Ein möglicher Trost ist Indiens wachsende Bereitschaft, mit anderen Großmächten in der Region zusammenzuarbeiten. Im Gegensatz zu seiner Haltung während des Kalten Krieges, als Indien Südasien als seine exklusive Einflusssphäre betrachtete, ist Neu-Delhi heute offen für gleichgesinnte Staaten, die an Entwicklungsinitiativen in der Region arbeiten. Dies hat den Ländern in der Region eine Wahlmöglichkeit jenseits von Neu-Delhi und Peking gegeben, wie die Japan Finanzierung des ersten Tiefwasserhafens Bangladeschs; Vereinigte Staaten Bereitstellung eines Zuschusses zur Finanzierung von Stromübertragungs- und Transportprojekten in Nepal; und Europäische Investitionsbank Finanzierung von Transport- und erneuerbaren Energieprojekten in ganz Südasien.

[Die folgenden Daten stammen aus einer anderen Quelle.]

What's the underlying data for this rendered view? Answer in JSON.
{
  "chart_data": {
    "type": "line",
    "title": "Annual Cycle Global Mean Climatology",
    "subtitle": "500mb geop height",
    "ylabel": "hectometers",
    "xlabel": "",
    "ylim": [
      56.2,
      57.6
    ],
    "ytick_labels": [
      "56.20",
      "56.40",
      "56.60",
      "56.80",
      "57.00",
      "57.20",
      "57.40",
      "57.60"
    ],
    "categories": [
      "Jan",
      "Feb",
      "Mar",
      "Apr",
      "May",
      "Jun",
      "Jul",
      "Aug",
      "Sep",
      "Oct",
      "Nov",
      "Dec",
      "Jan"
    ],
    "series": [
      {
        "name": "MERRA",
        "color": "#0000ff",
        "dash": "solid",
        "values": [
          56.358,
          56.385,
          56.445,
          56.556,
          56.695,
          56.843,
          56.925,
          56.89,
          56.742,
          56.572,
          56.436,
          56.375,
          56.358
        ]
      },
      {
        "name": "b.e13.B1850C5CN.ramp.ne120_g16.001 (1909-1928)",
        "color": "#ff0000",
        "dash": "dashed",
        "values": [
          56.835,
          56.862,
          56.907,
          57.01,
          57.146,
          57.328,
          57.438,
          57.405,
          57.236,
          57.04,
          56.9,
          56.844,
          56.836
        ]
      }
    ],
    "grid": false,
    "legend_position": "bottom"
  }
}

Kann Indien letztlich auch ohne die Region aufsteigen? Die Tatsache, dass zu seinen Nachbarn drei Länder gehören, die mit Rettungspaketen des IWF konfrontiert sind (Pakistan, Sri Lanka, Bangladesch), zwei Länder, die gescheiterte oder beinahe gescheiterte Staaten sind (Afghanistan, Myanmar) und zwei Atommächte, die aktive Grenzstreitigkeiten und chronisch schwierige Beziehungen zu Neu-Delhi unterhalten (China, Pakistan), lässt darauf schließen, dass dies nicht der Fall ist. Indien wird sein regionales Engagement erneuern müssen, wenn es seine globalen Ambitionen erfüllen will.